Company pushing lawmakers to make 'timer caps' mandatory on all prescription pill bottles

Prescription drug abuse is a major problem nationwide, but one man is on a mission to make digital timers on the caps of all prescription pill bottles mandatory.

"My mom was addicted to opioids for as long as I remember," said Larry Twersky, the CEO of TimerCap. "This is one of the biggest crisis and I hope we have the ability to make simple decisions and simple choices that can affect the population dramatically."

Preventing prescription drug abuse is personal for Twersky. He is in Washington D.C. talking to lawmakers and pharmacists about tightening laws on pill bottle packaging to help curb abuse.

"The timer cap resets every single time you open it so you can see if somebody has been in your meds," Twersky said. "Prevention packaging has not been something that they have been talking about and now it is. So between the groups that we met with from the task force with the FDA to the CDC to the NIH, it's now being discussed."

On March 1, 2016, 17-year-old Centreville High School student Alexia Springer was found dead in her home after she reportedly attended a party and took a dangerous cocktail of drugs that included morphine and oxycodone. Her 18-year-old classmate David Evers was sentenced to seven years in prison for giving her the pills.

"I just hope that people realize that this can happen and these drugs are so toxic," said Springer's mother, Rona Powell.

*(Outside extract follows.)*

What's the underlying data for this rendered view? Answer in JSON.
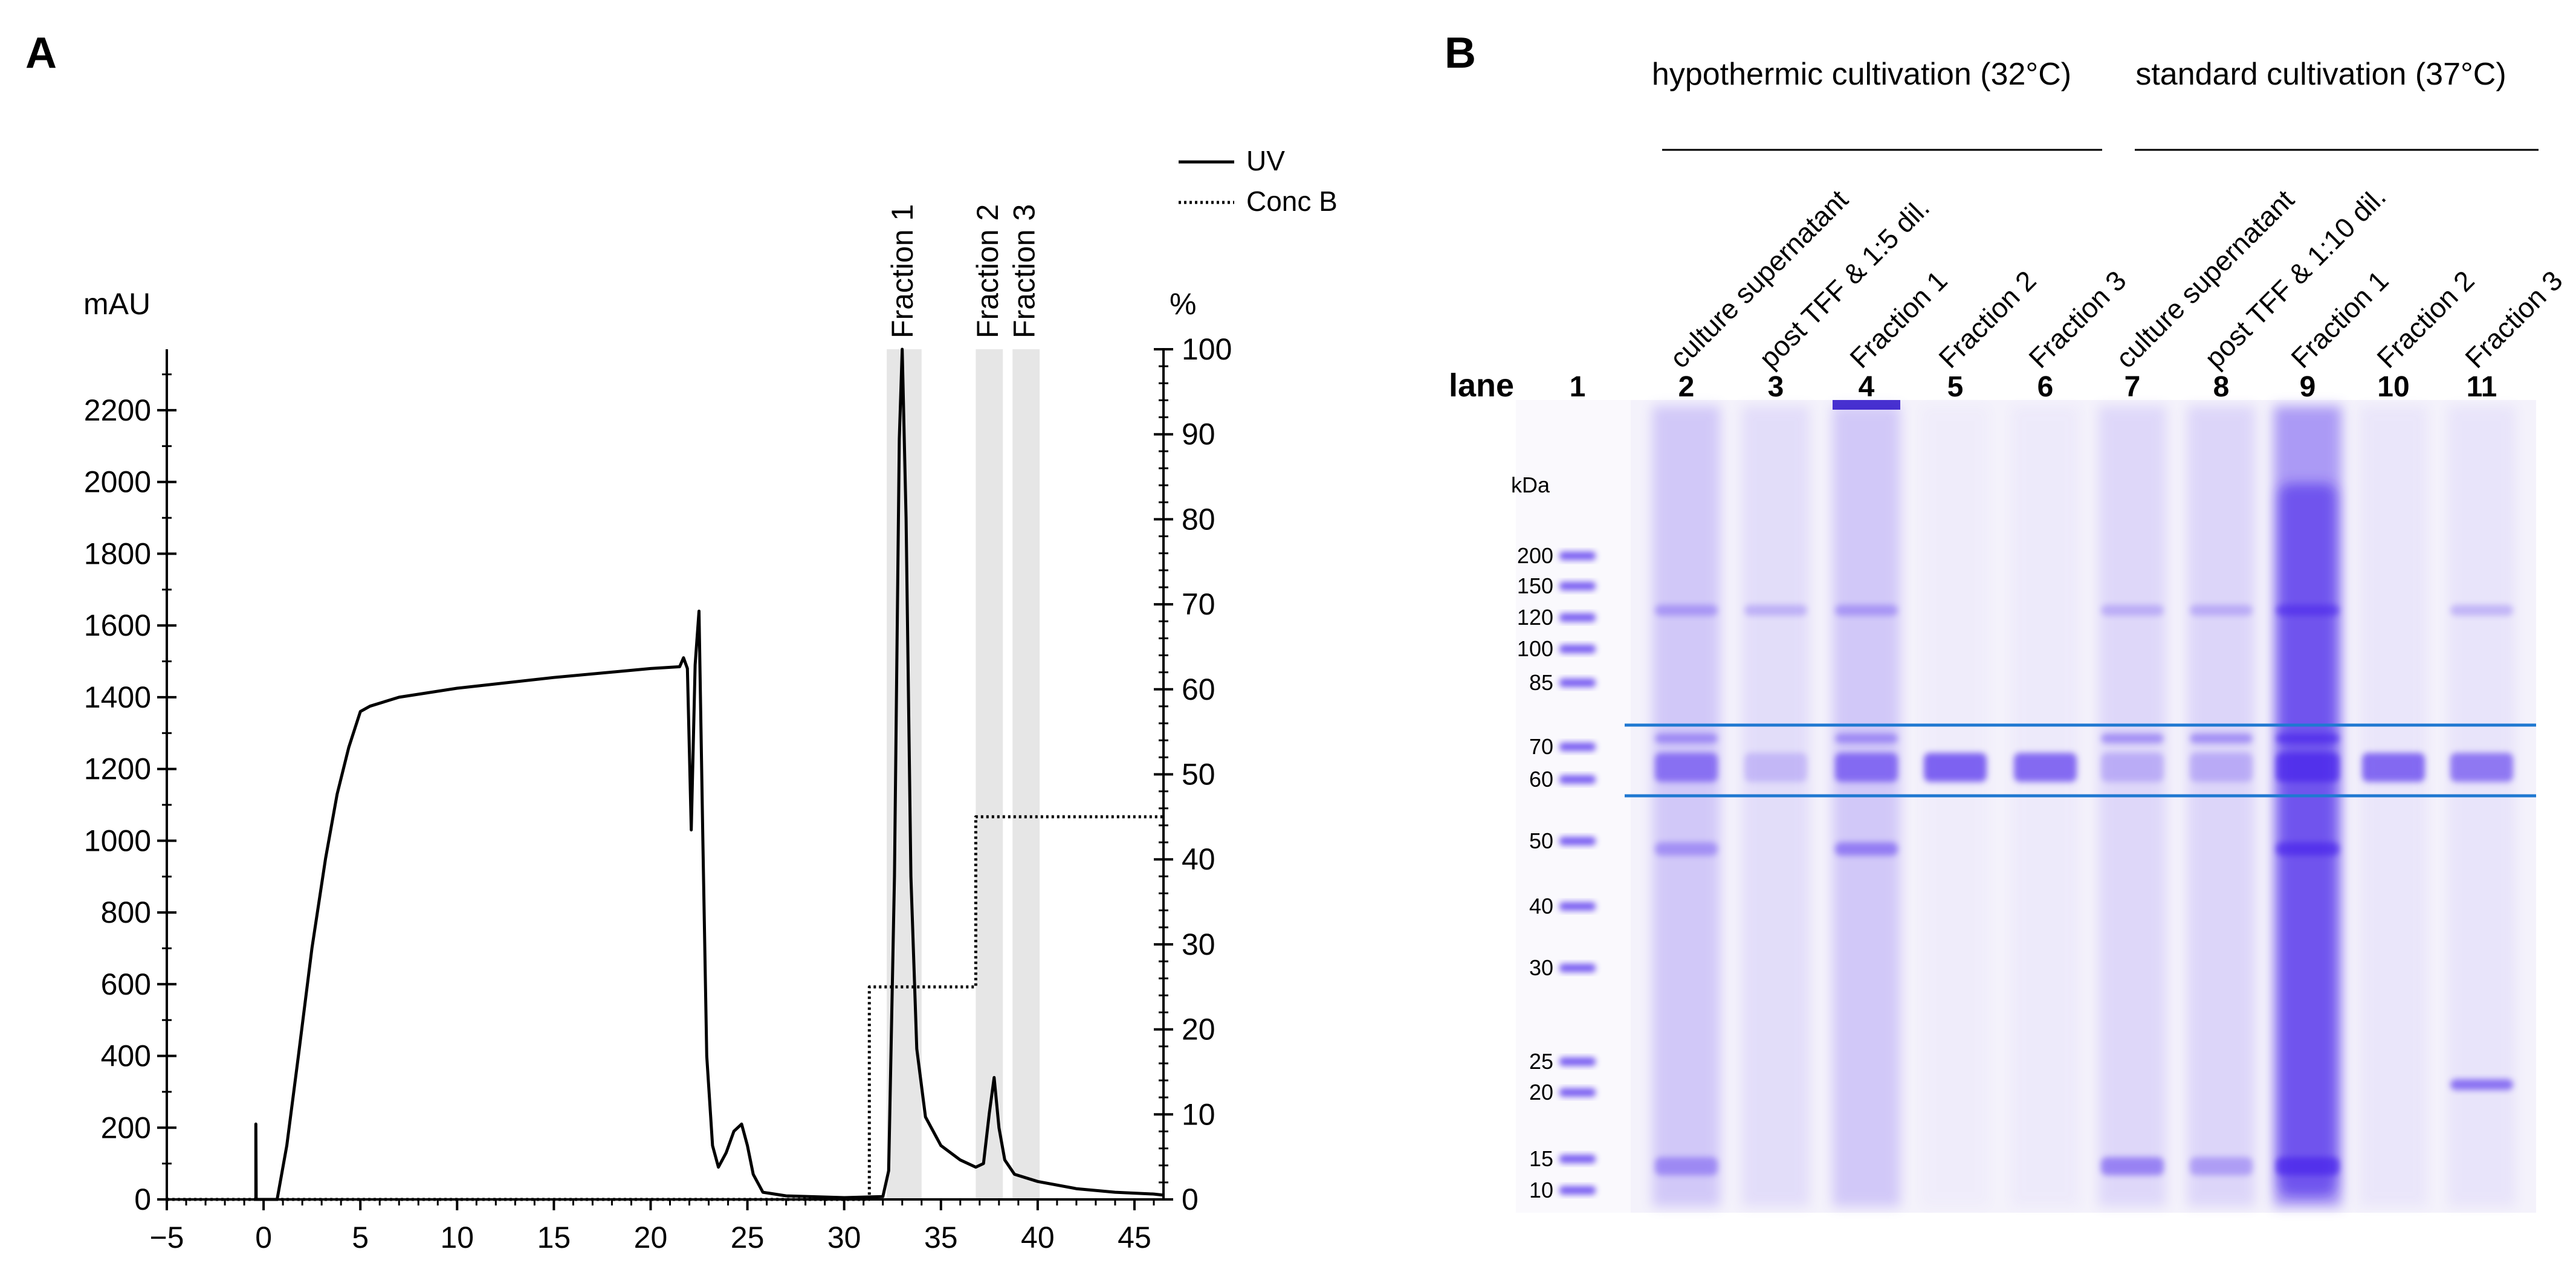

Twersky hopes lawmakers will make the caps required packaging on all prescription pill bottles amid increased headlines highlighting the aftermath and dangers from abuse -- and the families left behind.

The special caps are also targeting senior citizens to help them remember when they last took their medications.

Federal lawmakers are apparently open to discussing possible changes to prescription drug packaging, which has been the same since the 1970s.